Prada’s Milan Fashion Week: A Reflection of Challenging Times
Prada kicked off its runway show during Milan Fashion Week with a bold statement, presenting its interpretation of the little black dress. Creative director Miuccia Prada described the timing of the collection as reflecting “a very black moment” in global affairs. Referencing the challenges of the current era, she acknowledged the difficulty of working during such times but emphasized Prada’s commitment to creating clothes that resonate with women today. The collection, for Fall-Winter 2025-26, aimed to liberate women from rigid, traditional feminine silhouettes, offering a fresh perspective on modern femininity.

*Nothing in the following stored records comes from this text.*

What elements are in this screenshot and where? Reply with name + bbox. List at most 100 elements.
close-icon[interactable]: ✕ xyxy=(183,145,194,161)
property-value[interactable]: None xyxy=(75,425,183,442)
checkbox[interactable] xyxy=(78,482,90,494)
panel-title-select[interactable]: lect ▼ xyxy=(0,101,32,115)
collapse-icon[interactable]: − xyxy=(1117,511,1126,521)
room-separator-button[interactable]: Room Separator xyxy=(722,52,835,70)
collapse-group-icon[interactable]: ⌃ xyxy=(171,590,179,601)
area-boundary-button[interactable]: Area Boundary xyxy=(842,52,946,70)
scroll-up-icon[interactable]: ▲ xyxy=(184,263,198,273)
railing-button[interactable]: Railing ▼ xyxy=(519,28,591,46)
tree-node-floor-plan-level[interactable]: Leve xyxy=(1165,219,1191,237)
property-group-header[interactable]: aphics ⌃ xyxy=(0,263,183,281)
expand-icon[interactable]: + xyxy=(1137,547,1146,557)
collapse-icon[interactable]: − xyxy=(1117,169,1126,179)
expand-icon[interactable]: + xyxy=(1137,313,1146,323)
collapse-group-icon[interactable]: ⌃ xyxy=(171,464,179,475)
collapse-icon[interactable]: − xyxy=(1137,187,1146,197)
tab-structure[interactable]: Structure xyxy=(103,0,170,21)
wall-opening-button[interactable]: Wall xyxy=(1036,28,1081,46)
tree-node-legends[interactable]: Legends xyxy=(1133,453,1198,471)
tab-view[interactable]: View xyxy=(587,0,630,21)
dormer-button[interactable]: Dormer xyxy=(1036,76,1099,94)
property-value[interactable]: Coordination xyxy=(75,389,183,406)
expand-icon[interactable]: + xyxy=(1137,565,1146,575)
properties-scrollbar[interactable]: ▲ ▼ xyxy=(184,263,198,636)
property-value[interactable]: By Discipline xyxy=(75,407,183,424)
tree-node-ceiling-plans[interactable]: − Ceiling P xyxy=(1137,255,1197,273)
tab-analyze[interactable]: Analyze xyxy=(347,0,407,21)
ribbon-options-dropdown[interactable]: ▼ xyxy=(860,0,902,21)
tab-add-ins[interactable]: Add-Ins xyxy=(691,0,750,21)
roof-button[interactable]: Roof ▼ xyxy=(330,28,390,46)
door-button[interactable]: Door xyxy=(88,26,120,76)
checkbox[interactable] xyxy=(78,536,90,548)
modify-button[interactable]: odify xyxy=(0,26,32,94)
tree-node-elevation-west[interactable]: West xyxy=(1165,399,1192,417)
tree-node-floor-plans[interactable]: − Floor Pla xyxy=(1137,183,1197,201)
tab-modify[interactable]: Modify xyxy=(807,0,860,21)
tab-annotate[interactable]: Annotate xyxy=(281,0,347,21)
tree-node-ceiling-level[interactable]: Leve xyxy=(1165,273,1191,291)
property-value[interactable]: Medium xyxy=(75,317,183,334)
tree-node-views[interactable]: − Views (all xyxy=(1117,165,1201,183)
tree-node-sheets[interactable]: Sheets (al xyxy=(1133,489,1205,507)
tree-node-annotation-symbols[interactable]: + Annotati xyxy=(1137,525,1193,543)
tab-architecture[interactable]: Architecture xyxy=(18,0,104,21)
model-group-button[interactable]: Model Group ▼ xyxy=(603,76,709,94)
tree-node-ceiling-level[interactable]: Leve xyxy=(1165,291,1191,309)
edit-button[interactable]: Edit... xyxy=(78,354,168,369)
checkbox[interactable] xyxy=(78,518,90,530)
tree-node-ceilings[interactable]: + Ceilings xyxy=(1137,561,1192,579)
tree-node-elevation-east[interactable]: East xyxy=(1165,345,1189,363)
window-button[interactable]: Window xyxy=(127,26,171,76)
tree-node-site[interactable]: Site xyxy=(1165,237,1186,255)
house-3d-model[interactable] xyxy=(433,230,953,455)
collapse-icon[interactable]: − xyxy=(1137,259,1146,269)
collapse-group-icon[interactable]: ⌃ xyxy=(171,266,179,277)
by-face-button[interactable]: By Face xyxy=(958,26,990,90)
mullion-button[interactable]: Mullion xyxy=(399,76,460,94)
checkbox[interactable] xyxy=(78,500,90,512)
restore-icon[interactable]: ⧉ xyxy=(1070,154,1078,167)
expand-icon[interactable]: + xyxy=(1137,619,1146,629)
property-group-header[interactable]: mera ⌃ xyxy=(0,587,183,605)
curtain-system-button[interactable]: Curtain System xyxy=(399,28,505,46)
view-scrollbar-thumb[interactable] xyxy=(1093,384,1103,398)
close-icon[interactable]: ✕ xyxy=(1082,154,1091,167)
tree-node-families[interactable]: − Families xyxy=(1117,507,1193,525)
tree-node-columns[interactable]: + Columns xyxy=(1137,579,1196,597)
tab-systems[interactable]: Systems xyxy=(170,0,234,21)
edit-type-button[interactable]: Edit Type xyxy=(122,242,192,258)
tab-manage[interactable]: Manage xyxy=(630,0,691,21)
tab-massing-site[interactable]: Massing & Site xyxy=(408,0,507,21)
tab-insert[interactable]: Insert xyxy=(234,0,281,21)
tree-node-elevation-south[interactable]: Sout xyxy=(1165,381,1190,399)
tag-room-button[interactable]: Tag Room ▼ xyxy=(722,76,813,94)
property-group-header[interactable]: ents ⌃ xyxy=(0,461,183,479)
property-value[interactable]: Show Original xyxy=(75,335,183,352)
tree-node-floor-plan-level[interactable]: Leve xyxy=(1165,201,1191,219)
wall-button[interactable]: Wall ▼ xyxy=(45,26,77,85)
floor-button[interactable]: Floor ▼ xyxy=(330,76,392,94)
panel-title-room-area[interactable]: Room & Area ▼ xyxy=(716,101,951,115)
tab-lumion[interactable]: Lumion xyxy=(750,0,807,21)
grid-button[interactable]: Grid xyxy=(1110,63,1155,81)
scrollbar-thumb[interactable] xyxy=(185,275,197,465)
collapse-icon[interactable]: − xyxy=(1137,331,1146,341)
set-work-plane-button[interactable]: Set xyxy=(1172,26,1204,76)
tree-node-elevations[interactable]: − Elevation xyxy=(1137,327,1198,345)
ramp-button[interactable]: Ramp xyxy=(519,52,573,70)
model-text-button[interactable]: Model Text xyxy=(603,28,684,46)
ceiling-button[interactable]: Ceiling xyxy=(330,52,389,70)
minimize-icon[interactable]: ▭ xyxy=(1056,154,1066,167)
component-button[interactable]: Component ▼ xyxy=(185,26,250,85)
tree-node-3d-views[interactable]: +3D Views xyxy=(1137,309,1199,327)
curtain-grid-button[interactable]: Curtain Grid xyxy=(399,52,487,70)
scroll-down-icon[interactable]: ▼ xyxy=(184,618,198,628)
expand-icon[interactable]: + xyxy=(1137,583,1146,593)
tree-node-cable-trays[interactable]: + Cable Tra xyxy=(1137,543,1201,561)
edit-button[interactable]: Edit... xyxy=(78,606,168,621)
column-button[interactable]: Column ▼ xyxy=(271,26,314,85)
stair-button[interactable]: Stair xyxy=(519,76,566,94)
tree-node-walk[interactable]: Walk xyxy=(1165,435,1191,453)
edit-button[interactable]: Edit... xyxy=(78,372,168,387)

Liberation Through Fashion: Prada’s Vision
The collection was designed with the idea of liberation in mind, both literally and metaphorically. Miuccia Prada and co-creative director Raf Simons sought to break free from restrictive forms, offering loosely constructed garments that prioritize comfort and freedom of movement. Simons noted that liberation is an act of resistance, stating, “You cannot be liberated if you don’t take a risk. There needs to be more resistance.” The runway featured a mix of oversized knit dresses, layered over trousers, and pajamas reimagined as daywear, all designed to challenge conventional norms of femininity and practicality.
A Mix of Playfulness and Elegance
Prada’s collection effortlessly blended playfulness with sophistication. The little black dress, a timeless classic, was reinterpreted in versatile forms, from body-skimming silhouettes to more relaxed fits. Other standout pieces included Alice-in-Wonderland-inspired knit dresses with oversized proportions, paired with trousers for a modern twist. Raw seams and gathered waistlines added a sense of rawness and spontaneity to the designs, while faux fur stoles, fur lapels, and a striking lime green poncho introduced a touch of glamour. The overall aesthetic was a perfect balance of understated elegance and playful experimentation.
Celebrity Presence and Solidarity
The front row of the Prada show was a star-studded affair, with notable guests including American actress Hunter Schafer, who was invited as a gesture of support. Schafer, a trans actress, had recently shared her experience of receiving a new passport with a male gender marker, highlighting the importance of representation and inclusivity. Other prominent attendees included actresses Juliette Binoche, Gal Gadot, Maya Hawke, and Chen Haoyu, as well as Japanese singers Jo and Harua, and Korean singer Karina. The show also drew crowds of fans outside the Fondazione Prada venue, eager to catch a glimpse of the VIPs.
Market Buzz: Prada and Versace Speculation
Milan Fashion Week was not just about the clothes; it was also abuzz with industry rumors. Speculation swirled around the potential acquisition of rival fashion house Versace by an Italian company, with the Prada Group being a key focus of the rumors. When asked about the possibility, Miuccia Prada coyly remarked, “I think it is on everybody’s table,” leaving the door open for future developments. The Prada Group, which owns several high-profile brands including Miu Miu, Church’s, Car Shoe, and Marchesi 1824, has long been a major player in the fashion industry, making it a natural candidate for such a move.
Conclusion: Prada’s Timeless Appeal
Prada’s Fall-Winter 2025-26 collection was a testament to the brand’s ability to blend style with substance. By focusing on liberation, comfort, and versatility, Miuccia Prada and Raf Simons created a wardrobe for the modern woman that feels both relevant and timeless. The show’s attention to detail, from raw seams to faux fur accents, underscored Prada’s commitment to craftsmanship and creativity. With its mix of playfulness and elegance, the collection not only reflected the challenges of the current moment but also offered a vision of hope and resilience. As Milan Fashion Week continues, Prada has once again set the bar high, proving why it remains one of the most influential fashion houses in the world.